As a result, Ms. McKnight, 25, was convicted of murder in the May 2006 death of her 2-year-old daughter. The same jury will decide today the punishment Ms. McKnight will receive. A first-degree felony conviction has a punishment range of five to 99 years, or life in prison.
It took the jury an hour and 42 minutes to reach the verdict. Ms. McKnight wiped a tear from her face when she heard it.
McKnight five times changed her account of how her daughter Jameisha died.
She told one investigator that her 4-year-old son had pushed his sister into a dresser and caused her death. Assistant District Attorney Mike Waldman said this is the cause of death listed on Jameisha’s death certificate.
The latest version said her 17-year-old sister, Kimberley Lewis, kicked Jameisha in the chest, causing her to fly into a dresser and strike her head.
The first time Ms. McKnight shared this story with investigators she had spent four days in jail after being arrested on the murder charge. She said she didn’t share the information about her sister sooner because she wanted to protect her.
Ms. McKnight said that after her sister kicked Jameisha, Ms. McKnight stayed in her seat in front of a mirror where she was doing her hair.
“She (Jameisha) was talking, so I didn’t think it was that bad,” she said.
Both sisters testified that Jameisha said, “ouch, my head,” after she was injured. A forensic pathologist said the fracture in the back of Jemeisha’s skull measured 11 centimeters and was consistent with high-speed car accidents, falls from great heights or cases of abuse.
Moments after Jameisha’s injury, Ms. McKnight said, her daughter was lying unresponsive on the floor with her eyes partially open and labored breathing.
Ms. Lewis’ testimony was different.
She said she was tending to Ms. McKnight’s 5-month-old baby in a front room when she heard a thud that made her instinctively run into the bedroom where she found her injured niece.While Ms. McKnight gave several different accounts of the incident as time went on and she spoke to different people who questioned her account, Ms. Lewis told only one story from the beginning.
Witnesses testified during the trial that Ms. Lewis was more emotional and cooperative than was her sister.
Prosecutors said Ms. McKnight’s lack of emotion showed that she had disassociated herself from Jameisha.
Defense attorney Michael White argued that Ms. McKnight’s lack of emotion came from her military training.
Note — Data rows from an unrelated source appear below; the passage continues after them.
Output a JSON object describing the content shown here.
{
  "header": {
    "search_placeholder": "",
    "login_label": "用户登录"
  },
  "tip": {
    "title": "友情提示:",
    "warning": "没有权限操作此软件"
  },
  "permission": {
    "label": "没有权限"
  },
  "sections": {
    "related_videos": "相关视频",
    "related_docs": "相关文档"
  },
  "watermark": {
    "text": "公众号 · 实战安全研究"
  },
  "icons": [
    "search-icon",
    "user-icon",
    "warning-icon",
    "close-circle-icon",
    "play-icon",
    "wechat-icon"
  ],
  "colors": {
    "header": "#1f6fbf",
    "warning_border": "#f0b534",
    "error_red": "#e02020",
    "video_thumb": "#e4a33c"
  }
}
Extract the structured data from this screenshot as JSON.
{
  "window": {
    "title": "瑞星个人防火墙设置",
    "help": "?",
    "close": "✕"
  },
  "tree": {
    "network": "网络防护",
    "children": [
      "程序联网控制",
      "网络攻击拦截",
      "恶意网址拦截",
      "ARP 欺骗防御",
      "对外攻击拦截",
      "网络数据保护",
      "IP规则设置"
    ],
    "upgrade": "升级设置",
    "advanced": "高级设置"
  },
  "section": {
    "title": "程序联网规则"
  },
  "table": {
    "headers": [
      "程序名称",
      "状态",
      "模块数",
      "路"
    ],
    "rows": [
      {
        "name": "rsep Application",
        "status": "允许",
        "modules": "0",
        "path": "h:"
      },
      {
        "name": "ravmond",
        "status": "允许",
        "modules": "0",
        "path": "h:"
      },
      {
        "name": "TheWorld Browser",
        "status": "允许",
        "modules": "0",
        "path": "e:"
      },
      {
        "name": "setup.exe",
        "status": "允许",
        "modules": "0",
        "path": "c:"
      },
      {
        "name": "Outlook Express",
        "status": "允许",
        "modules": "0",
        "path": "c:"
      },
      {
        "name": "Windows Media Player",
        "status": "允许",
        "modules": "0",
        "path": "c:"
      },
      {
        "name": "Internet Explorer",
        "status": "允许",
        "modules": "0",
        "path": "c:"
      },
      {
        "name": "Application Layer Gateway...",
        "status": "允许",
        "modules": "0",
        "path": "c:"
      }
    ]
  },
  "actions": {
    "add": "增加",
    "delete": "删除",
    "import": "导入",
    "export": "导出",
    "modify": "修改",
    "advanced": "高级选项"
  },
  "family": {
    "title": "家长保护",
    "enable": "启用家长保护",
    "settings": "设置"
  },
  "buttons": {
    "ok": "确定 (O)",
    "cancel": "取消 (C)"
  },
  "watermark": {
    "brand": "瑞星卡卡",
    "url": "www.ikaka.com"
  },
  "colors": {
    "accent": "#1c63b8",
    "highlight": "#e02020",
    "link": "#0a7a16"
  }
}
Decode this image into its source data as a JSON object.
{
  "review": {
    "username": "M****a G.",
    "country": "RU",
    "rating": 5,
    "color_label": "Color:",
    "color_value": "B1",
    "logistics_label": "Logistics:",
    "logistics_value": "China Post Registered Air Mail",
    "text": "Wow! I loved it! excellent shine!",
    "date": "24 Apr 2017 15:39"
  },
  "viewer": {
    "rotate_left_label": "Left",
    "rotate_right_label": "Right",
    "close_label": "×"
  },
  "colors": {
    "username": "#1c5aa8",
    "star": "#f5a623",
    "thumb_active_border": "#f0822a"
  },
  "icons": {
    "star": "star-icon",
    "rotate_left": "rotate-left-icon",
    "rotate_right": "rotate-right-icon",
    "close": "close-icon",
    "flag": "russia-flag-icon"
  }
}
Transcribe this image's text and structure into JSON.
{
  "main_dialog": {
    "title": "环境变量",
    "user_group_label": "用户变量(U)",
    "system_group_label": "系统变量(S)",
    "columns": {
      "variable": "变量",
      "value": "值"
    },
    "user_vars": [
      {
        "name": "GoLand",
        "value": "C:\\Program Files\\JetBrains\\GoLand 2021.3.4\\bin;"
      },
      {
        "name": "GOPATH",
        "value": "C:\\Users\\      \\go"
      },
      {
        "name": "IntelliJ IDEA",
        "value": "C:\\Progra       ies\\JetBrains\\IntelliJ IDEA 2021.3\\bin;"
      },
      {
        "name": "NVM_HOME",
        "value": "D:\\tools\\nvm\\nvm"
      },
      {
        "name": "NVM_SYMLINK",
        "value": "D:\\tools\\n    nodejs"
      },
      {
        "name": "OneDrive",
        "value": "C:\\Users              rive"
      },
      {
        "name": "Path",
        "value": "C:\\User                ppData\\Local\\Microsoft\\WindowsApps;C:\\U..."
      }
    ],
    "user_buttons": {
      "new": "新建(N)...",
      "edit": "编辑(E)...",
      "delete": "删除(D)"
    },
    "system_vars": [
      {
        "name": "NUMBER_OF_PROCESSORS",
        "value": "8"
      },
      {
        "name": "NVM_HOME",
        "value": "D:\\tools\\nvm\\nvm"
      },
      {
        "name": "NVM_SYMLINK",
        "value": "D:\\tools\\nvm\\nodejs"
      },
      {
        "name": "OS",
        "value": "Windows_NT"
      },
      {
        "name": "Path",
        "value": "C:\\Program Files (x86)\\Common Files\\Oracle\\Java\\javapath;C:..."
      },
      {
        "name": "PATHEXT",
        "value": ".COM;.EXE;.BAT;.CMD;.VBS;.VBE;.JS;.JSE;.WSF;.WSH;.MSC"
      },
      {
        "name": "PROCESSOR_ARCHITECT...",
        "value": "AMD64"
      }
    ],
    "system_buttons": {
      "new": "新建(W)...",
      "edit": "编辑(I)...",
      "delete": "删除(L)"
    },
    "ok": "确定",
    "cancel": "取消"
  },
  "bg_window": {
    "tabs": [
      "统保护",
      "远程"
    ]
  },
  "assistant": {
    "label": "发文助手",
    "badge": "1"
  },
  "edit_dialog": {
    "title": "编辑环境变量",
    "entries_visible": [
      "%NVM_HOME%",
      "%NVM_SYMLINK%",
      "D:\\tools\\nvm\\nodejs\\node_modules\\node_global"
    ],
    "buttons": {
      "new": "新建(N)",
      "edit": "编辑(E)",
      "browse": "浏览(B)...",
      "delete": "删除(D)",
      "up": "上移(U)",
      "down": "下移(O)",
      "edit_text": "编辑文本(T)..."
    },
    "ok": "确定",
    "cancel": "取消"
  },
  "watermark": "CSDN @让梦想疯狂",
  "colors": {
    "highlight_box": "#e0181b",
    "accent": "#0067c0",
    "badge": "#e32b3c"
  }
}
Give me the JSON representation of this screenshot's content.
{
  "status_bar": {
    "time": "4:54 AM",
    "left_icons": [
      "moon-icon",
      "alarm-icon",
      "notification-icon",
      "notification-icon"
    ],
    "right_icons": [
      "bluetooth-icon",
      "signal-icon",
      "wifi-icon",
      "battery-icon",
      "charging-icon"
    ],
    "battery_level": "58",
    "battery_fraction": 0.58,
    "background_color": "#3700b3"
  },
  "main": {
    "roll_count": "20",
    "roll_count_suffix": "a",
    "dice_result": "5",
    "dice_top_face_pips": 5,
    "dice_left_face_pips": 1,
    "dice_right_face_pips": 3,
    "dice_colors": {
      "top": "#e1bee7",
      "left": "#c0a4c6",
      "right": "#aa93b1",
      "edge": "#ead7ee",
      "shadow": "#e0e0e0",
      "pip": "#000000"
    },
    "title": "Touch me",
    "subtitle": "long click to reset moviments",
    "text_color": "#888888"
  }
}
Ms. McKight said that during a tour in Iraq from March 2004 to March 2005 she was placed on body detail where she picked up the dead bodies of civilian contractors.
“For me, it’s hard to express my emotions,” she said. “I’ve seen a lot, especially in Iraq.”
In addition, Ms. McKnight said her lack of emotion may have been tied to postpartum depression, for which she said she did not seek medical help.
Ms. McKnight’s lack of emotion hurt her credibility when she tried to explain why she was not at her injured child’s side when paramedics arrived at her home or why she didn’t ride in the ambulance with her to the hospital.
Ms. Lewis was the one who greeted and rode with paramedics to the hospital, while Ms. McKnight took more than seven minutes getting her children dressed.
Ms. McKnight said she had stayed behind because she was still breast feeding her 5-month-old boy and he would need a feeding soon.
Waldman said it was absurd that she would choose to stay with the baby when it was only a 10-minute ride to the hospital and her daughter was critically injured.
He also asked Ms. McKnight to explain how, after she had seen her sister severely injure her daughter, Ms. McKnight could then let that sister ride in the ambulance or be in a room alone with her other children. The pair also drove home from Kentucky together after Jameisha’s funeral.
“You have wrongfully accused your little sister to get out of what you’ve done,” said Kara Schneible, assistant district attorney.
“You have lied and run from the police since this got going,” Waldman said. “Why didn’t your sister run?”
Ms. McKnight testified that she was abusive to Jameisha and accepted responsibility for some of the bruises on her body, but said Ms. Lewis was abusive, too.
Ms. McKnight’s mother and sister sobbed as Waldman wrapped up the state’s case.
“If you believe what she said today, then let her walk through the back doors with you,” Waldman told jurors minutes before they began deliberating.
The sentencing phase of the trial begins today at 10 a.m.